Dall’inizio dell’anno trentasei giornalisti sono stati uccisi nel mondo, di questi il 50% proveniva dal Medio Oriente, dall’Iraq, dalla Siria, da Gaza e dall’Asia. Dal 1992 sono 1074 i giornalisti morti sul posto di lavoro.
I dati, che raccontano la difficoltà di essere giornalisti in alcune aree del mondo, sono stati presentati dal CPJ (Commitee to Protect Journalists), durante l’incontro “Responding to Press Violations in the Middle East”, tenutosi mercoledì 10 settembre all'UNCA, Club dei Corrispondenti dal Palazzo di Vetro.
L’organizzazione, indipendente e senza scopo di lucro che si batte per la libertà e la protezione dei giornalisti, ha ricordato che il bilancio più alto di crimini contro l’informazione è quello della Siria. "Oltre 70 giornalisti sono stati uccisi nel corso del conflitto siriano, più di 80 sono stati rapiti e 20 sono ancora dispersi”, ha detto il Direttore esecutivo del CPJ, Joel Simon. “Il 25% è rappresentato da free-lance”, ha aggiunto.
I dodici giornalisti arrestati in Iran nel 2009 continuano a rimanere dietro le sbarre, dopo più di un anno dall’elezione del presidente Hassan Rouhani, che tuttavia “ha promesso di fare qualcosa, affinché i giornalisti siano liberati”, ha ricordato Sherif Mansour Coordinatore del MENA (Middle East and North Africa).

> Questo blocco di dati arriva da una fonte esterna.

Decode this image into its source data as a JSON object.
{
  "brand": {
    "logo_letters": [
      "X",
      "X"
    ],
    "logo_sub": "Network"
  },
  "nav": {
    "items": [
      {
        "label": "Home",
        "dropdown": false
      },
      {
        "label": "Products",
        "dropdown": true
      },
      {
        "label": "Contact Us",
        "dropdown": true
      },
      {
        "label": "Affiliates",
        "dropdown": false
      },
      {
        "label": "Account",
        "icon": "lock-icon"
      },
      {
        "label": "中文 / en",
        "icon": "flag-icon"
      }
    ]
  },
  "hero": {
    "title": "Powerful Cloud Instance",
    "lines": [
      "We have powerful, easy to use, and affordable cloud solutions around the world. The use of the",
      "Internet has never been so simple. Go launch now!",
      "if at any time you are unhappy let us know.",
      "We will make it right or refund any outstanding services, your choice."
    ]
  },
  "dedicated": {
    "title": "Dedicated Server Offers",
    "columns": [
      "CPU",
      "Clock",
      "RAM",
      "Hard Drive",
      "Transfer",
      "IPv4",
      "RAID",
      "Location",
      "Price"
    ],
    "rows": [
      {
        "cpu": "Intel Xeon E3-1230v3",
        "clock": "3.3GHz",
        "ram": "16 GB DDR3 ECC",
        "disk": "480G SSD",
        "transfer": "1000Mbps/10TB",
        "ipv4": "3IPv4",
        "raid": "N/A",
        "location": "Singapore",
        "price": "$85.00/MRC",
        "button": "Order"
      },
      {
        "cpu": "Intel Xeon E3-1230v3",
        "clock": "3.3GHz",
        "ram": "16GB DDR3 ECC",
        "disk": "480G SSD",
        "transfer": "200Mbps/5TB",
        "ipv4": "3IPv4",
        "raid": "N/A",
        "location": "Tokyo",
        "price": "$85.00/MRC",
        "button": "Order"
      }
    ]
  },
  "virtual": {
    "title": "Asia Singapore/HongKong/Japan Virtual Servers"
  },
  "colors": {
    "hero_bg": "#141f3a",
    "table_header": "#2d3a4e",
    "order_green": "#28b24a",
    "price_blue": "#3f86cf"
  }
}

Più scettico il Direttore di CPJ: "Sulle riforme dei media Rouhani ha fallito”.
Molte delle persone arrestate sono accusate di “reati previsti dal codice penale islamico e descritti in modo del tutto vago, come ‘diffusione di bugie’, ‘diffusione di propaganda contro il sistema’ o ‘procurare disagio nella mente dei cittadini’”. Così Amnesty International in un documento dello scorso 31 luglio con cui denunciava la situazione dei giornalisti in Iran.
Il CPJ ha esortato le Nazioni Unite e i rappresentanti degli Stati membri che parteciperanno all’Assemblea Generale a prendere misure nette contro la condizione dei reporter nella Repubblica Islamica dell’Iran.
Il giornalista iraniano e filmaker Maziar Bahari ha fatto un appello ai giornalisti. “Bisogna incalzare il Presidente iraniano Hassan Rouhani a dare risposte chiare sulla sorte dei dodici giornalisti in prigione”, – ha detto – “in occasione del suo arrivo all’Assemblea Generale dell’Onu la prossima settimana”.
Molti paesi del Medio Oriente sono finiti nella lista nera del CPJ. A febbraio l’Egitto è stato inserito nell’elenco delle regioni a rischio, a causa delle ultime 6 morti bianche. Attualmente l’Egitto è tra i primi 5 paesi che imprigionano i giornalisti. Al primo posto per numero di giornalisti in prigione, con circa 35 giornalisti ognuno, si collocano invece Cina e Iran.
L’Iraq, che è tradizionalmente il paese più pericoloso per i media, con oltre 166 morti, ha subito un’escalation di giornalisti ammazzati da quando è diventato teatro di scontri delle milizie dell’ISIS (Stato Islamico della Siria e dell’Iraq). Nell’ultimo anno sono morti oltre mille giornalisti che stavano raccontando la guerra tra le forze governative e i miliziani.
Nel 2014 di giornalismo si continua a morire. Per questo, il CPJ ha chiesto agli Stati membri dell’Onu di aderire alla Prima Giornata Internazionale contro i crimini sui giornalisti, introdotta con una risoluzione dell’Assemblea Generale dello scorso dicembre e che sarà celebrata il prossimo 2 novembre.